During this time, he continued his work as a minister, and he succeeded in building two new churches, one in Helena and another in Little Rock. The church in Little Rock was destroyed by fire but rebuilt. He also organized the first Baptist District Association for Arkansas. In 1874, White was attacked by a group of Democrats and thrown into the Mississippi River, which ran beside Helena.

===Political failures and later career===
Early in 1874, Republican Governor Elisha Baxter moved to re-enfranchise former Confederate soldiers, a move that alienated many of his base. His opponent in the 1872 election, Joseph Brooks, was then declared governor by a county judge who declared that election to be fraudulent. Each side raised militias mostly of black men, who fought several bloody battles, known as the Brooks–Baxter War. Phillips County Republicans desired to raise men to fight for Brooks, and White made a largely successful effort to prevent Phillips County men from joining.
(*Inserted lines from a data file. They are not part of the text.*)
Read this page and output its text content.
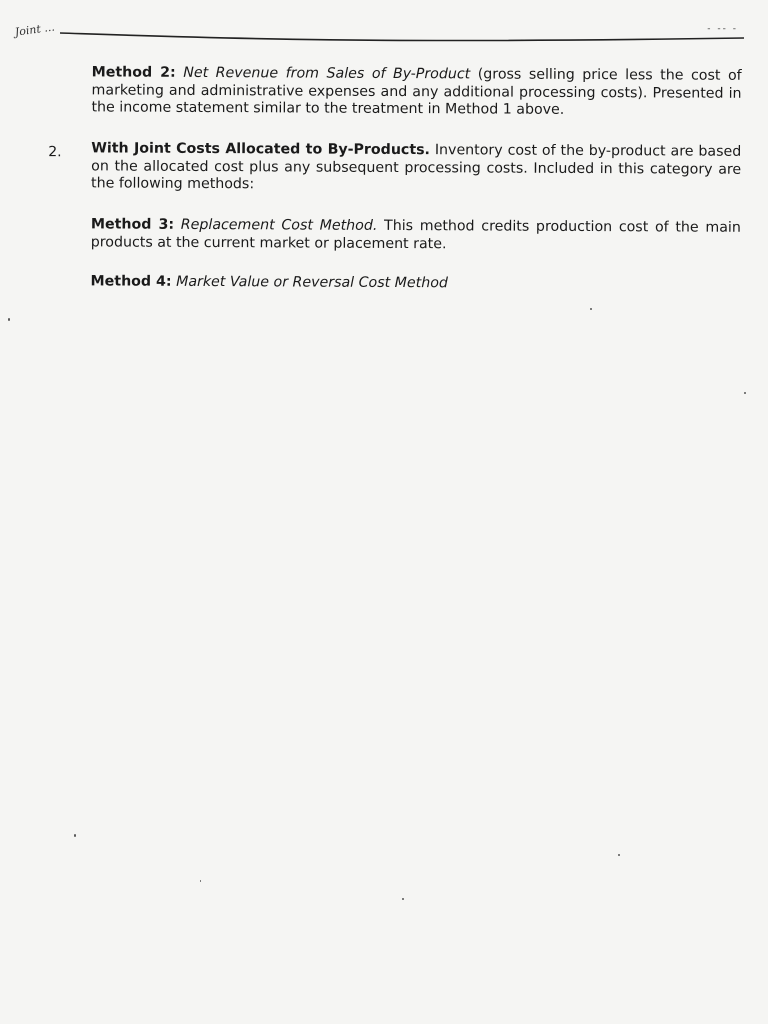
Joint ...	- -- -
Method 2: Net Revenue from Sales of By-Product (gross selling price less the cost of marketing and administrative expenses and any additional processing costs). Presented in the income statement similar to the treatment in Method 1 above.
2. With Joint Costs Allocated to By-Products. Inventory cost of the by-product are based on the allocated cost plus any subsequent processing costs. Included in this category are the following methods:
Method 3: Replacement Cost Method. This method credits production cost of the main products at the current market or placement rate.
Method 4: Market Value or Reversal Cost Method
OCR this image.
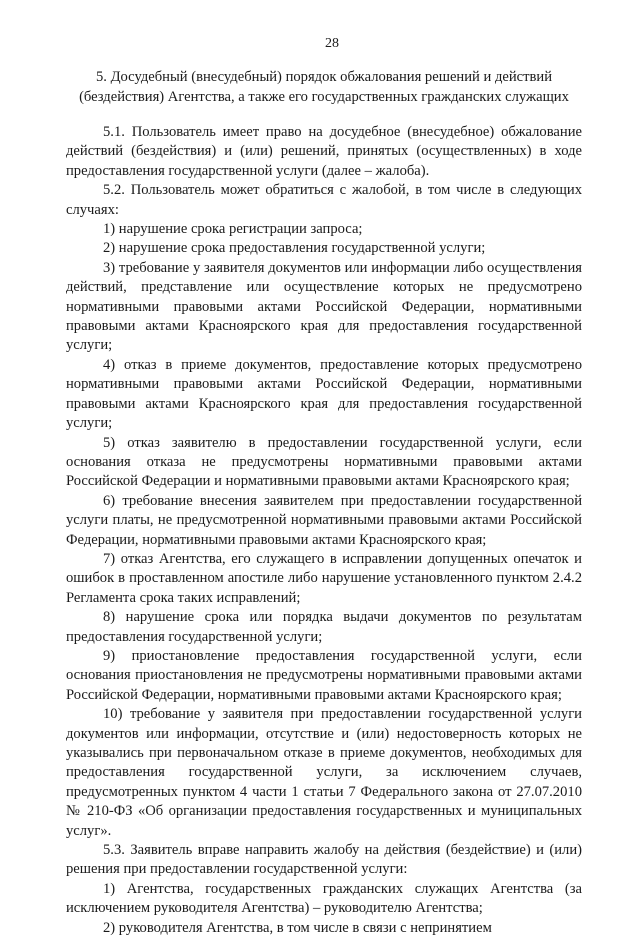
28
5. Досудебный (внесудебный) порядок обжалования решений и действий
(бездействия) Агентства, а также его государственных гражданских служащих

5.1. Пользователь имеет право на досудебное (внесудебное) обжалование действий (бездействия) и (или) решений, принятых (осуществленных) в ходе предоставления государственной услуги (далее – жалоба).

5.2. Пользователь может обратиться с жалобой, в том числе в следующих случаях:

1) нарушение срока регистрации запроса;

2) нарушение срока предоставления государственной услуги;

3) требование у заявителя документов или информации либо осуществления действий, представление или осуществление которых не предусмотрено нормативными правовыми актами Российской Федерации, нормативными правовыми актами Красноярского края для предоставления государственной услуги;

4) отказ в приеме документов, предоставление которых предусмотрено нормативными правовыми актами Российской Федерации, нормативными правовыми актами Красноярского края для предоставления государственной услуги;

5) отказ заявителю в предоставлении государственной услуги, если основания отказа не предусмотрены нормативными правовыми актами Российской Федерации и нормативными правовыми актами Красноярского края;

6) требование внесения заявителем при предоставлении государственной услуги платы, не предусмотренной нормативными правовыми актами Российской Федерации, нормативными правовыми актами Красноярского края;

7) отказ Агентства, его служащего в исправлении допущенных опечаток и ошибок в проставленном апостиле либо нарушение установленного пунктом 2.4.2 Регламента срока таких исправлений;

8) нарушение срока или порядка выдачи документов по результатам предоставления государственной услуги;

9) приостановление предоставления государственной услуги, если основания приостановления не предусмотрены нормативными правовыми актами Российской Федерации, нормативными правовыми актами Красноярского края;

10) требование у заявителя при предоставлении государственной услуги документов или информации, отсутствие и (или) недостоверность которых не указывались при первоначальном отказе в приеме документов, необходимых для предоставления государственной услуги, за исключением случаев, предусмотренных пунктом 4 части 1 статьи 7 Федерального закона от 27.07.2010 № 210-ФЗ «Об организации предоставления государственных и муниципальных услуг».

5.3. Заявитель вправе направить жалобу на действия (бездействие) и (или) решения при предоставлении государственной услуги:

1) Агентства, государственных гражданских служащих Агентства (за исключением руководителя Агентства) – руководителю Агентства;

2) руководителя Агентства, в том числе в связи с непринятием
Later in 1874, White was elected to a second convention for the writing of a new state constitution. He then endeavored to raise money for a college, which was to be known as Helena University. This project failed, and White turned his effort to other work. The organization was led by Rev. George Priest of Jonestown, Mississippi, Rev. Moses Proffit of Phillips County, and White. Many elected and appointed positions in Phillips County were held by blacks from Reconstruction until about 1878. White played an important role in this, supporting an alliance between blacks (who were mostly Republican) and conservative white Democrats. Beyond White's legislative seats, blacks held positions as coroners and assessors, and H. B. Robinson served as county sheriff from 1874 to 1878, defeating White in an election for that position in October 1874. In 1876, White ran for the position of circuit court clerk and lost. He then ran for the position of chancery clerk, but lost.

In 1884, he began to work for the Benevolent and Church Aid Society and became editor of The Arkansas Review. In 1886, he was a delegate at the American National Baptist Convention led by William J. Simmons and Richard DeBaptiste. A major issue facing the group was unifying black Baptists for mutual support and to increase their "race confidence" as Solomon T. Clanton put it in a presentation of a paper he wrote. White's contribution included noted the importance of economic progress, how black Baptists were looked down upon in comparison to black Methodists, and especially the need for loyalty to the denomination.
White was involved in Freemasonry. He was an active worker for education and helped organize public schools in Helena and in 1873 was a member of the Helena Public Schools' board of directors.

==Death==
White resigned from the pastorate of the Second Baptist Church in Helena in March 1891. He died a year later of pneumonia in Helena, Arkansas.